J’avoue avoir, moi aussi, ressenti à l’audition des Troyens des impressions violentes de certains morceaux bien exécutés. L’air d’Énée : «Ah ! quand viendra l’instant des suprêmes adieux» et surtout le monologue de Didon :

«Je vais mourir, Dans ma douleur immense submergée.»

me bouleversaient. Madame Charton disait grandement et d’une façon si dramatique le passage :

«Énée, Énée ! Oh ! mon âme te suit !»

et ses cris de désespoir, sans paroles, en se frappant la poitrine et s’arrachant les cheveux, comme l’indique Virgile :

«Terque quaterque manu pectus percussa decorum, Flaventesque abscissa comas.»

Il est singulier qu’aucun des critiques aboyants ne m’ait reproché d’avoir osé écrire cet effet vocal ; il est pourtant, je le crois, digne de leur colère.

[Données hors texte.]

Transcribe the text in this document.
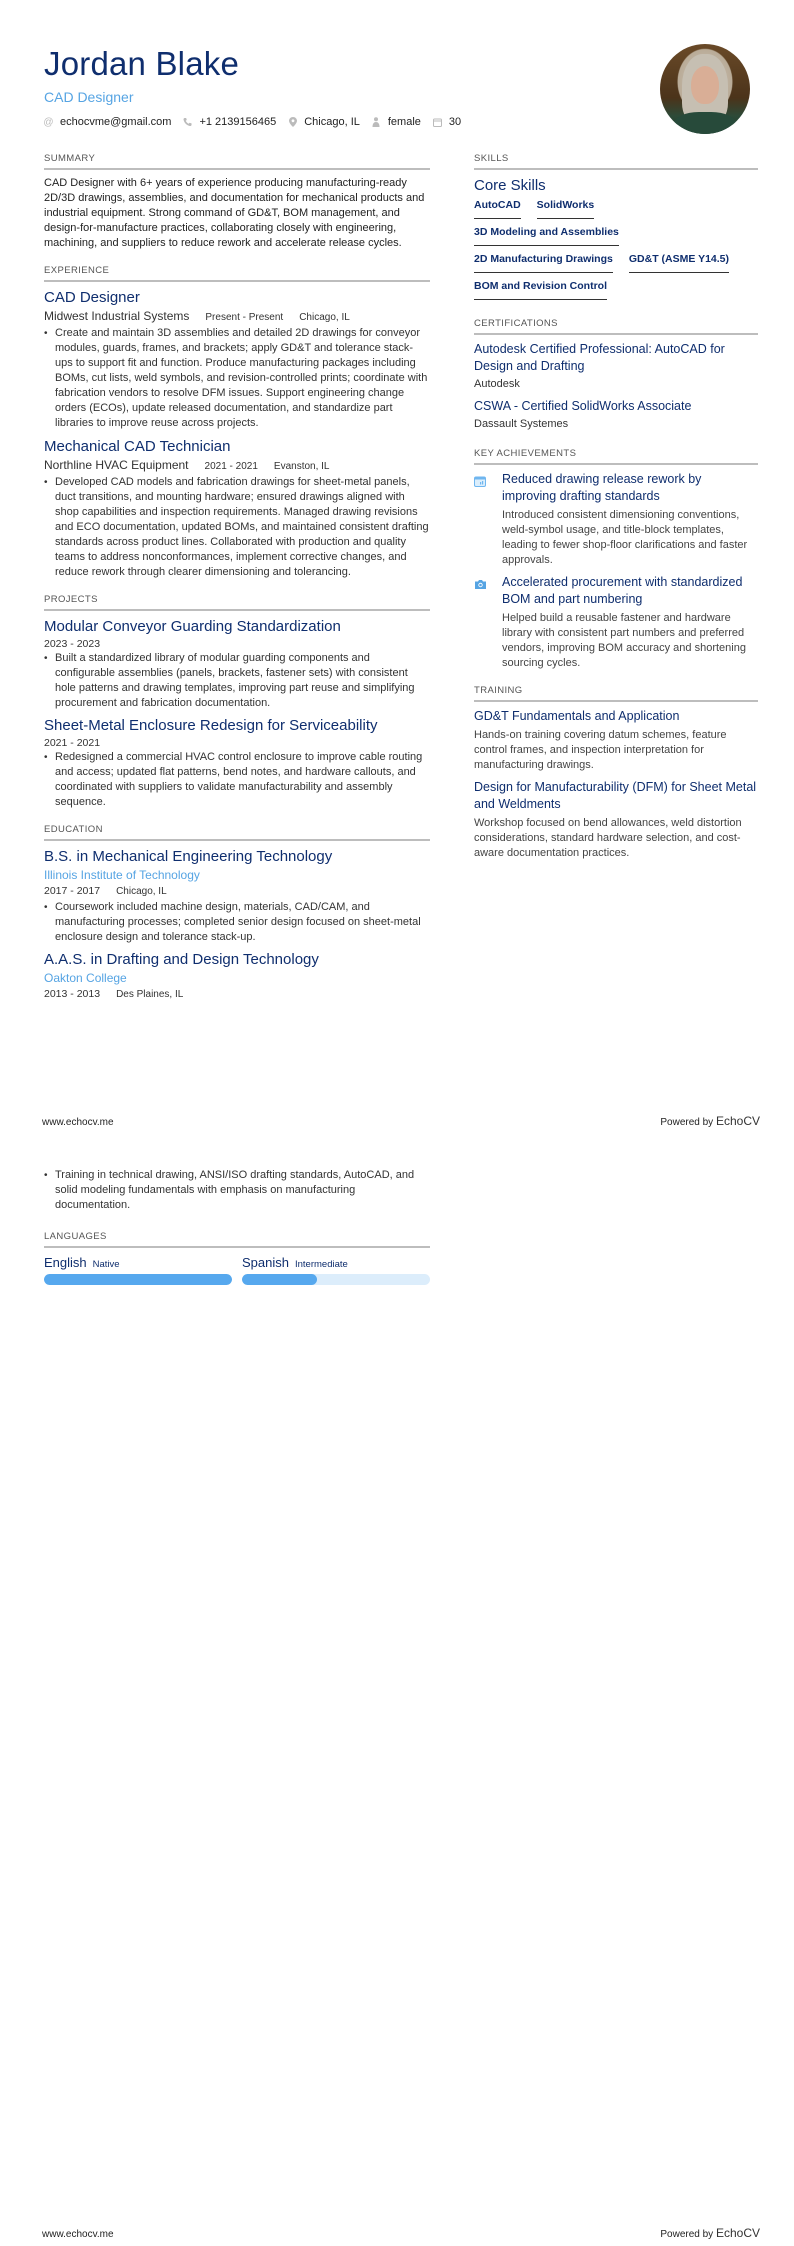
Jordan Blake
CAD Designer
@ echocvme@gmail.com	+1 2139156465	Chicago, IL	female	30
SUMMARY
CAD Designer with 6+ years of experience producing manufacturing-ready 2D/3D drawings, assemblies, and documentation for mechanical products and industrial equipment. Strong command of GD&T, BOM management, and design-for-manufacture practices, collaborating closely with engineering, machining, and suppliers to reduce rework and accelerate release cycles.
EXPERIENCE
CAD Designer
Midwest Industrial Systems Present - Present Chicago, IL
• Create and maintain 3D assemblies and detailed 2D drawings for conveyor modules, guards, frames, and brackets; apply GD&T and tolerance stack-ups to support fit and function. Produce manufacturing packages including BOMs, cut lists, weld symbols, and revision-controlled prints; coordinate with fabrication vendors to resolve DFM issues. Support engineering change orders (ECOs), update released documentation, and standardize part libraries to improve reuse across projects.
Mechanical CAD Technician
Northline HVAC Equipment 2021 - 2021 Evanston, IL
• Developed CAD models and fabrication drawings for sheet-metal panels, duct transitions, and mounting hardware; ensured drawings aligned with shop capabilities and inspection requirements. Managed drawing revisions and ECO documentation, updated BOMs, and maintained consistent drafting standards across product lines. Collaborated with production and quality teams to address nonconformances, implement corrective changes, and reduce rework through clearer dimensioning and tolerancing.
PROJECTS
Modular Conveyor Guarding Standardization
2023 - 2023
• Built a standardized library of modular guarding components and configurable assemblies (panels, brackets, fastener sets) with consistent hole patterns and drawing templates, improving part reuse and simplifying procurement and fabrication documentation.
Sheet-Metal Enclosure Redesign for Serviceability
2021 - 2021
• Redesigned a commercial HVAC control enclosure to improve cable routing and access; updated flat patterns, bend notes, and hardware callouts, and coordinated with suppliers to validate manufacturability and assembly sequence.
EDUCATION
B.S. in Mechanical Engineering Technology
Illinois Institute of Technology
2017 - 2017 Chicago, IL
• Coursework included machine design, materials, CAD/CAM, and manufacturing processes; completed senior design focused on sheet-metal enclosure design and tolerance stack-up.
A.A.S. in Drafting and Design Technology
Oakton College
2013 - 2013 Des Plaines, IL
SKILLS
Core Skills
AutoCAD SolidWorks
3D Modeling and Assemblies
2D Manufacturing Drawings GD&T (ASME Y14.5)
BOM and Revision Control
CERTIFICATIONS
Autodesk Certified Professional: AutoCAD for Design and Drafting
Autodesk
CSWA - Certified SolidWorks Associate
Dassault Systemes
KEY ACHIEVEMENTS
Reduced drawing release rework by improving drafting standards
Introduced consistent dimensioning conventions, weld-symbol usage, and title-block templates, leading to fewer shop-floor clarifications and faster approvals.
Accelerated procurement with standardized BOM and part numbering
Helped build a reusable fastener and hardware library with consistent part numbers and preferred vendors, improving BOM accuracy and shortening sourcing cycles.
TRAINING
GD&T Fundamentals and Application
Hands-on training covering datum schemes, feature control frames, and inspection interpretation for manufacturing drawings.
Design for Manufacturability (DFM) for Sheet Metal and Weldments
Workshop focused on bend allowances, weld distortion considerations, standard hardware selection, and cost-aware documentation practices.
www.echocv.me	Powered by EchoCV
• Training in technical drawing, ANSI/ISO drafting standards, AutoCAD, and solid modeling fundamentals with emphasis on manufacturing documentation.
LANGUAGES
English Native	Spanish Intermediate
www.echocv.me	Powered by EchoCV
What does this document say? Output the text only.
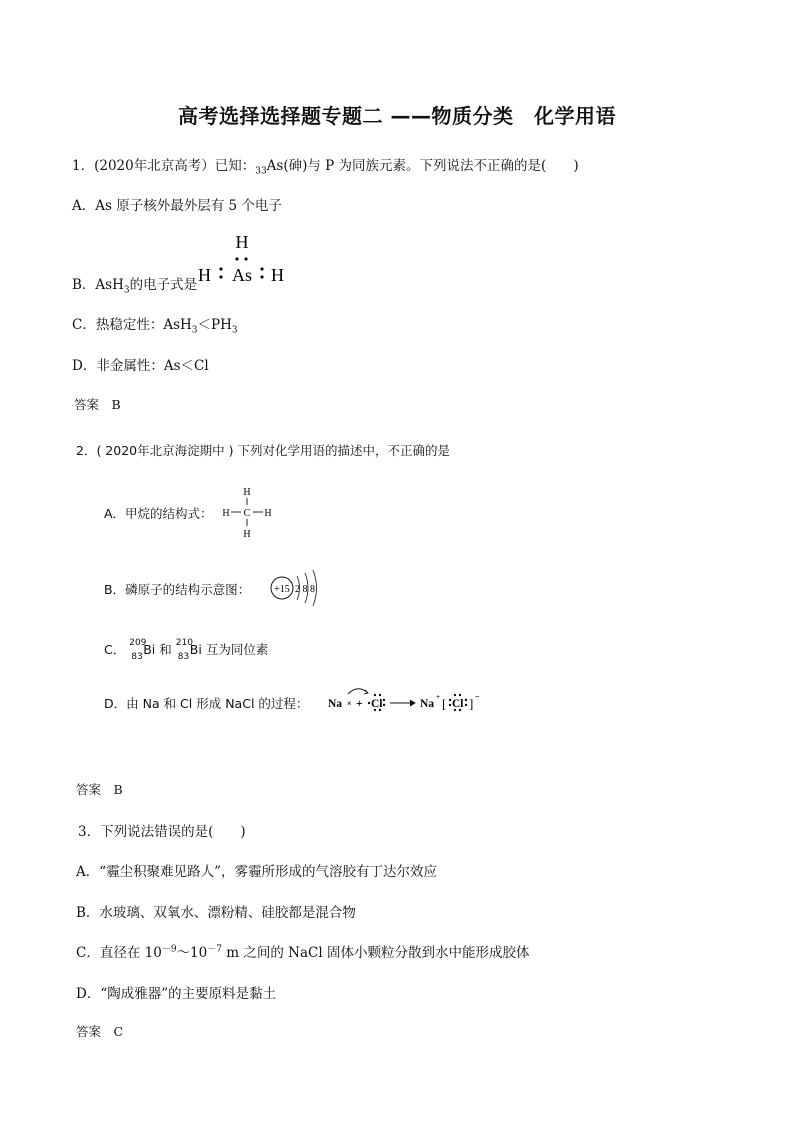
高考选择选择题专题二 ——物质分类　化学用语
1．(2020年北京高考）已知：$_{33}$As(砷)与 P 为同族元素。下列说法不正确的是(　　)
A．As 原子核外最外层有 5 个电子
B．AsH$_3$的电子式是
H
H As H
C．热稳定性：$AsH_3<PH_3$
D．非金属性：As＜Cl
答案　B
2．( 2020年北京海淀期中 ) 下列对化学用语的描述中，不正确的是
A．甲烷的结构式：
H
H C H
H
B．磷原子的结构示意图： +15 2 8 8
C． 209
83 Bi 和 210
83 Bi 互为同位素
D．由 Na 和 Cl 形成 NaCl 的过程： Na × + Cl	Na
+ [ Cl ] −
答案　B
3．下列说法错误的是(　　)
A．“霾尘积聚难见路人”，雾霾所形成的气溶胶有丁达尔效应
B．水玻璃、双氧水、漂粉精、硅胶都是混合物
C．直径在 $10^{-9}\sim 10^{-7}$ m 之间的 NaCl 固体小颗粒分散到水中能形成胶体
D．“陶成雅器”的主要原料是黏土
答案　C
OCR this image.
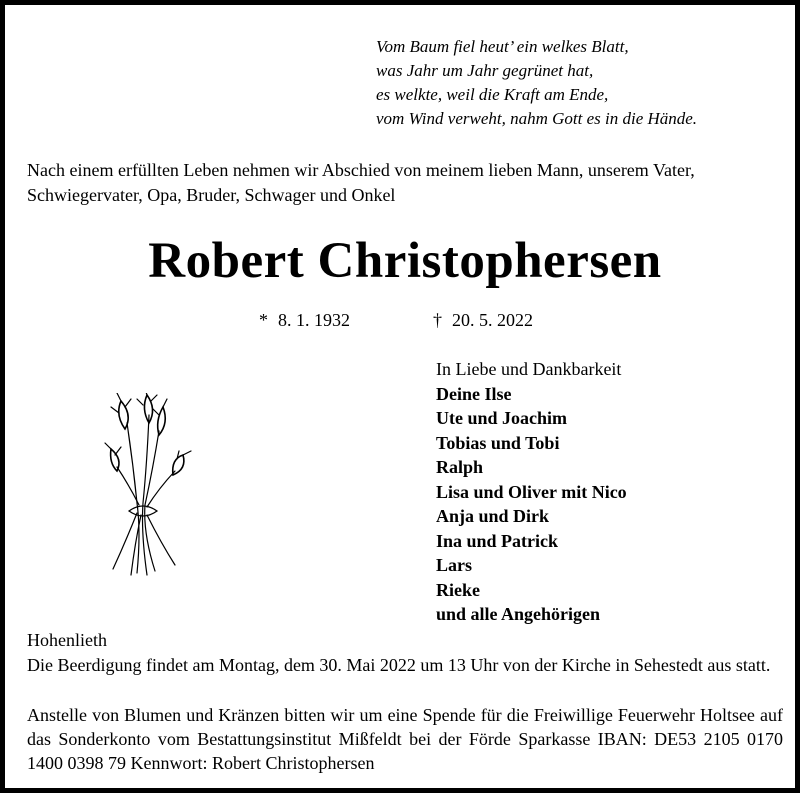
Vom Baum fiel heut’ ein welkes Blatt,
was Jahr um Jahr gegrünet hat,
es welkte, weil die Kraft am Ende,
vom Wind verweht, nahm Gott es in die Hände.
Nach einem erfüllten Leben nehmen wir Abschied von meinem lieben Mann, unserem Vater, Schwiegervater, Opa, Bruder, Schwager und Onkel
Robert Christophersen
* 8. 1. 1932	† 20. 5. 2022
In Liebe und Dankbarkeit
Deine Ilse
Ute und Joachim
Tobias und Tobi
Ralph
Lisa und Oliver mit Nico
Anja und Dirk
Ina und Patrick
Lars
Rieke
und alle Angehörigen
Hohenlieth
Die Beerdigung findet am Montag, dem 30. Mai 2022 um 13 Uhr von der Kirche in Sehestedt aus statt.
Anstelle von Blumen und Kränzen bitten wir um eine Spende für die Freiwillige Feuerwehr Holtsee auf das Sonderkonto vom Bestattungsinstitut Mißfeldt bei der Förde Sparkasse IBAN: DE53 2105 0170 1400 0398 79 Kennwort: Robert Christophersen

Dans tout ce que j’ai produit de musique douloureusement passionnée, je ne connais de comparable à ces accents de Didon, dans cette scène et dans l’air suivant, que ceux de Cassandre dans quelques parties de la Prise de Troie qu’on n’a encore représentée nulle part..... Ô ma noble Cassandre, mon héroïque vierge, il faut donc me résigner, je ne t’entendrai jamais !..... et je suis comme le jeune Chorèbe.

......Insano Cassandræ incensus amore.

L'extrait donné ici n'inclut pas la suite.